Otherwise this risks data corruption, something of the opposite of which TrueNAS is marketed as.

This has to be a design flaw if this is actually the case that a VM is just powered off when the NAS is rebooted. I wouldn't mind a warning about VM's being running at any attempt to shutdown (from GUI or Commandline ideally).
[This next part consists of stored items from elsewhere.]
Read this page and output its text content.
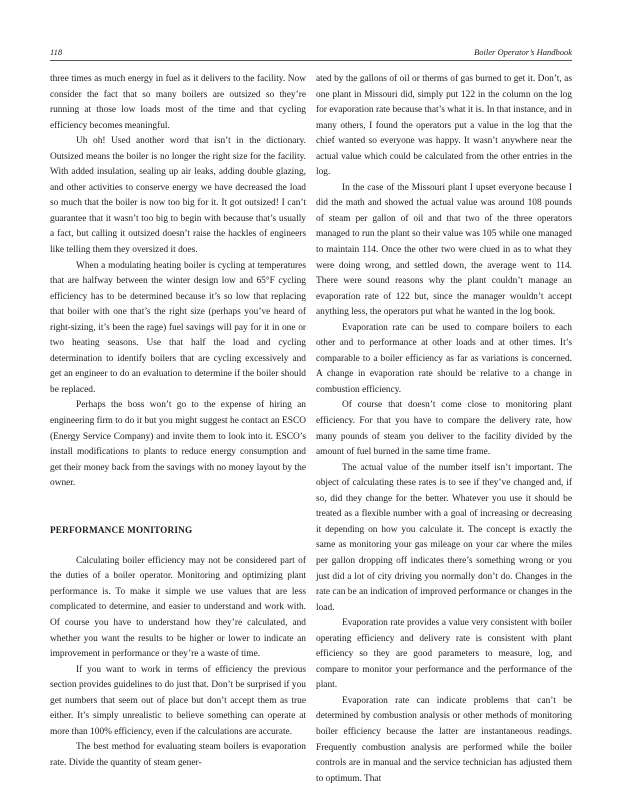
118	Boiler Operator’s Handbook

three times as much energy in fuel as it delivers to the facility. Now consider the fact that so many boilers are outsized so they’re running at those low loads most of the time and that cycling efficiency becomes meaningful.

Uh oh! Used another word that isn’t in the dictionary. Outsized means the boiler is no longer the right size for the facility. With added insulation, sealing up air leaks, adding double glazing, and other activities to conserve energy we have decreased the load so much that the boiler is now too big for it. It got outsized! I can’t guarantee that it wasn’t too big to begin with because that’s usually a fact, but calling it outsized doesn’t raise the hackles of engineers like telling them they oversized it does.

When a modulating heating boiler is cycling at temperatures that are halfway between the winter design low and 65°F cycling efficiency has to be determined because it’s so low that replacing that boiler with one that’s the right size (perhaps you’ve heard of right-sizing, it’s been the rage) fuel savings will pay for it in one or two heating seasons. Use that half the load and cycling determination to identify boilers that are cycling excessively and get an engineer to do an evaluation to determine if the boiler should be replaced.

Perhaps the boss won’t go to the expense of hiring an engineering firm to do it but you might suggest he contact an ESCO (Energy Service Company) and invite them to look into it. ESCO’s install modifications to plants to reduce energy consumption and get their money back from the savings with no money layout by the owner.

PERFORMANCE MONITORING

Calculating boiler efficiency may not be considered part of the duties of a boiler operator. Monitoring and optimizing plant performance is. To make it simple we use values that are less complicated to determine, and easier to understand and work with. Of course you have to understand how they’re calculated, and whether you want the results to be higher or lower to indicate an improvement in performance or they’re a waste of time.

If you want to work in terms of efficiency the previous section provides guidelines to do just that. Don’t be surprised if you get numbers that seem out of place but don’t accept them as true either. It’s simply unrealistic to believe something can operate at more than 100% efficiency, even if the calculations are accurate.

The best method for evaluating steam boilers is evaporation rate. Divide the quantity of steam gener-

ated by the gallons of oil or therms of gas burned to get it. Don’t, as one plant in Missouri did, simply put 122 in the column on the log for evaporation rate because that’s what it is. In that instance, and in many others, I found the operators put a value in the log that the chief wanted so everyone was happy. It wasn’t anywhere near the actual value which could be calculated from the other entries in the log.

In the case of the Missouri plant I upset everyone because I did the math and showed the actual value was around 108 pounds of steam per gallon of oil and that two of the three operators managed to run the plant so their value was 105 while one managed to maintain 114. Once the other two were clued in as to what they were doing wrong, and settled down, the average went to 114. There were sound reasons why the plant couldn’t manage an evaporation rate of 122 but, since the manager wouldn’t accept anything less, the operators put what he wanted in the log book.

Evaporation rate can be used to compare boilers to each other and to performance at other loads and at other times. It’s comparable to a boiler efficiency as far as variations is concerned. A change in evaporation rate should be relative to a change in combustion efficiency.

Of course that doesn’t come close to monitoring plant efficiency. For that you have to compare the delivery rate, how many pounds of steam you deliver to the facility divided by the amount of fuel burned in the same time frame.

The actual value of the number itself isn’t important. The object of calculating these rates is to see if they’ve changed and, if so, did they change for the better. Whatever you use it should be treated as a flexible number with a goal of increasing or decreasing it depending on how you calculate it. The concept is exactly the same as monitoring your gas mileage on your car where the miles per gallon dropping off indicates there’s something wrong or you just did a lot of city driving you normally don’t do. Changes in the rate can be an indication of improved performance or changes in the load.

Evaporation rate provides a value very consistent with boiler operating efficiency and delivery rate is consistent with plant efficiency so they are good parameters to measure, log, and compare to monitor your performance and the performance of the plant.

Evaporation rate can indicate problems that can’t be determined by combustion analysis or other methods of monitoring boiler efficiency because the latter are instantaneous readings. Frequently combustion analysis are performed while the boiler controls are in manual and the service technician has adjusted them to optimum. That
Its not ideal, and I would prefer that the shutdown process first shutdown the VM's - but I could accept a block on shutdowns if VM's are running

What do others think?

How about a configuration option to provide a shutdown and reboot script - and this script is accessed from the GUI shutdown (and restart) option - which lets face it is probably the way it happens now.

I've built a Ubuntu Server on TrueNAS Scale as a VM. It doesn't do anything at the moment

Virtual CPUs: 4 Cores: 1 Threads: 1 Memory Size: 16.00 GiB Boot Loader Type: UEFI System Clock: LOCAL Display Port: 5900 Description: Shutdown Timeout: 90 seconds

Its even got a shutdown timer - whatever that means.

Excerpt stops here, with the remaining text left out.